Consciousness, Analytic Idealism and Buddhist Foundations: Exploring Non-Materialist Ways of Connecting Eastern and Western Spiritual Perspectives
Abstract
Contemporary approaches to explaining the connections and reconciling perceived differences between spiritual and scientific interpretations of reality have tended to accept mainstream interpretations of physics, cosmology and biology. The resultant putative combinations of ideas-seeking to equate materialist with non-materialist worldviews-display anomalous, artificial and deeply problematic features.
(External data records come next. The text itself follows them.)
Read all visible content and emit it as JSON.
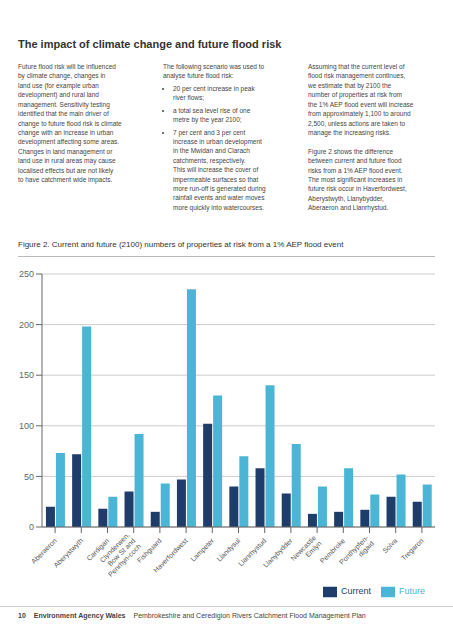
{
  "chart_data": {
    "type": "bar",
    "title": "Figure 2. Current and future (2100) numbers of properties at risk from a 1% AEP flood event",
    "categories": [
      "Aberaeron",
      "Aberystwyth",
      "Cardigan",
      "Clynderwen,\nBow St and\nPenrhyn-coch",
      "Fishguard",
      "Haverfordwest",
      "Lampeter",
      "Llandysul",
      "Llanrhystud",
      "Llanybydder",
      "Newcastle\nEmlyn",
      "Pembroke",
      "Ponthypfen-\ndigaid",
      "Solva",
      "Tregaron"
    ],
    "series": [
      {
        "name": "Current",
        "color": "#1f3d6b",
        "values": [
          20,
          72,
          18,
          35,
          15,
          47,
          102,
          40,
          58,
          33,
          13,
          15,
          17,
          30,
          25
        ]
      },
      {
        "name": "Future",
        "color": "#4ab5d4",
        "values": [
          73,
          198,
          30,
          92,
          43,
          235,
          130,
          70,
          140,
          82,
          40,
          58,
          32,
          52,
          42
        ]
      }
    ],
    "ylim": [
      0,
      250
    ],
    "yticks": [
      0,
      50,
      100,
      150,
      200,
      250
    ],
    "grid": true,
    "legend": "lower right",
    "annotations": [
      "The impact of climate change and future flood risk",
      "Future flood risk will be influenced\nby climate change, changes in\nland use (for example urban\ndevelopment) and rural land\nmanagement. Sensitivity testing\nidentified that the main driver of\nchange to future flood risk is climate\nchange with an increase in urban\ndevelopment affecting some areas.\nChanges in land management or\nland use in rural areas may cause\nlocalised effects but are not likely\nto have catchment wide impacts.",
      "The following scenario was used to\nanalyse future flood risk:",
      "20 per cent increase in peak\nriver flows;",
      "a total sea level rise of one\nmetre by the year 2100;",
      "7 per cent and 3 per cent\nincrease in urban development\nin the Mwidan and Clarach\ncatchments, respectively.\nThis will increase the cover of\nimpermeable surfaces so that\nmore run-off is generated during\nrainfall events and water moves\nmore quickly into watercourses.",
      "Assuming that the current level of\nflood risk management continues,\nwe estimate that by 2100 the\nnumber of properties at risk from\nthe 1% AEP flood event will increase\nfrom approximately 1,100 to around\n2,500, unless actions are taken to\nmanage the increasing risks.\n\nFigure 2 shows the difference\nbetween current and future flood\nrisks from a 1% AEP flood event.\nThe most significant increases in\nfuture risk occur in Haverfordwest,\nAberystwyth, Llanybydder,\nAberaeron and Llanrhystud.",
      "10",
      "Environment Agency Wales",
      "Pembrokeshire and Ceredigion Rivers Catchment Flood Management Plan"
    ]
  }
}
Instead of accepting the validity of scientific materialism-expressed in accounts offered, for instance, by Thich Nhat Hanh, the Dalai Lama, and, in a more secular context, Deepak Chopra and Fritjof Capra-the central thesis of this paper is that it is more plausible to question the foundations of materialism and argue for an idealist interpretation of both science, reality and spirituality as suggested in recent work by Bernardo Kastrup, Steve Taylor and Donald Hoffman. After exploring the central claims of these new interpretations of idealism-and their principal critiques of scientific materialism-arguments that such perspectives offer a richer, more cogent and more parsimonious method of linking Eastern and Western worldviews than the flawed materialist perspectives will be explained and justified.